LLaVA Versions Save

[NeurIPS'23 Oral] Visual Instruction Tuning (LLaVA) built towards GPT-4V level capabilities and beyond.

v1.2.0

3 months ago

LLaVA-1.6 is out! With additional scaling to LLaVA-1.5, LLaVA-1.6-34B outperforms Gemini Pro on some benchmarks. It can now process 4x more pixels and perform more tasks/applications than before. Check out the blog post, and explore the demo! Models are available in Model Zoo. Training/eval data and scripts coming soon.

v1.1.3

6 months ago

Updates

  • Support LoRA for the instruction tuning stage of LLaVA-1.5 -- comparable performance to full-model finetuning, and reduced requirements on GPU VRAM. (ckpts/logs, script)
  • Bring your own data and finetune LLaVA-1.5 to your own task. (instruction)
  • Basic support for Windows. (instruction)
  • Fix: the training behavior with gradient accumulation is the same as large-batch training.

Notes

  • A new LoRA schedule for LLaVA-1.5 is used,
    • rank: 128
    • alpha: 256
    • lr (LoRA): 2e-4
    • lr (projector): 2e-5

v1.1.1

7 months ago

In this version, we release the training scripts, data, and evaluation scripts on benchmarks for LLaVA 1.5. Bake your LLaVA today!

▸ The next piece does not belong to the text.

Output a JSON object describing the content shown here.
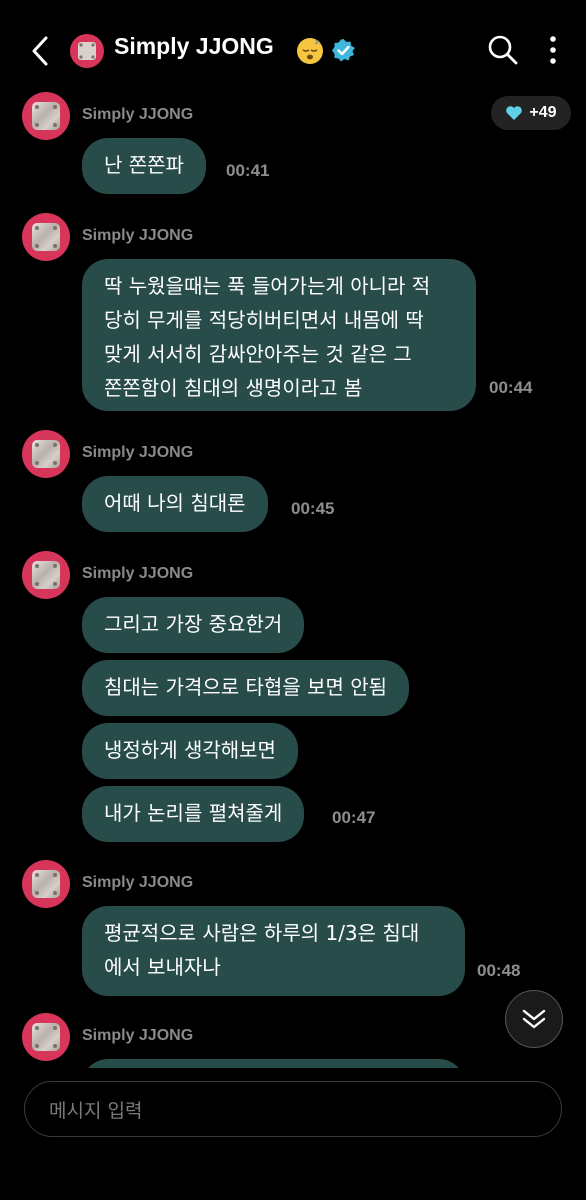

LLaVA-1.5 achieves SoTA on 11 benchmarks, with just simple modifications to the original LLaVA, utilizes all public data, completes training in ~1 day on a single 8-A100 node, and surpasses methods like Qwen-VL-Chat that use billion-scale data. Check out the technical report, and explore the demo! Models are available in Model Zoo!

v1.1.0

7 months ago

🔥 LLaVA-1.5 is out! This release supports LLaVA-1.5 model inference and serving. We will release the training scripts, data, and evaluation scripts on benchmarks in the coming week.

LLaVA-1.5 achieves SoTA on 11 benchmarks, with just simple modifications to the original LLaVA, utilizes all public data, completes training in ~1 day on a single 8-A100 node, and surpasses methods like Qwen-VL-Chat that use billion-scale data. Check out the technical report, and explore the demo! Models are available in Model Zoo, with training and evaluation scripts coming in the next week!

v1.0.2

8 months ago
  • Added model zoo
  • Improved support for ScienceQA with latest training configurations
  • Improved docs

We are working to continue improving the documentation. Please let us know if you find any documentation unclear, thanks!

v1.0.1

9 months ago
  • Added LLaMA-2 support
  • Full LoRA support. To make model training more accessible, we release a set of model weights based on LoRA, which supports training on academic resources (e.g. 4x A6000s, or 8x 3090s, without the need of CPU offloading)
  • A more versatile design for training large multimodal models, including swapping different language models, vision encoders, and more coming soon
  • Support higher resolution input using CLIP-ViT-L-336px as the vision encoder for a more detailed visual understanding
  • Ablate and clean up some design choices to make the training simpler and smoother
  • Full DeepSpeed support
  • Improved model checkpoint saving during pretraining stage to save disk space
  • Improved WebUI interface
  • Improved support for inference with multiple-GPUs
  • Support inference with 4-bit and 8-bit quantization
  • Support interactive CLI inference

We train all models in this release using LLaVA-LCS-558K for pretraining and LLaVA-Instruct-80K for instruction tuning, to maintain an efficient and affordable training budget. The full training (including both pretraining and finetuning) can be completed within 6 hours on 8x 3090s.

We hope this release further benefits the community and makes large multimodal models more accessible.

Detailed Changes

  • Tokenization. We remove the dependency of the additional tokens (<IM_START>, <IM_END>, <IM_PATCH>), so that during the pretraining stage, the tokenizer does not change at all and we only update the linear projector weights.
  • Prompt.
    • Pretraining. We simplified the pretraining prompts by removing additional instructions like Describe the image details, which we find to allow the zero-shot inference and can slightly improve the training speed.
    • We keep the train/test prompt consistent, which we find to slightly improve the model's performance during the inference.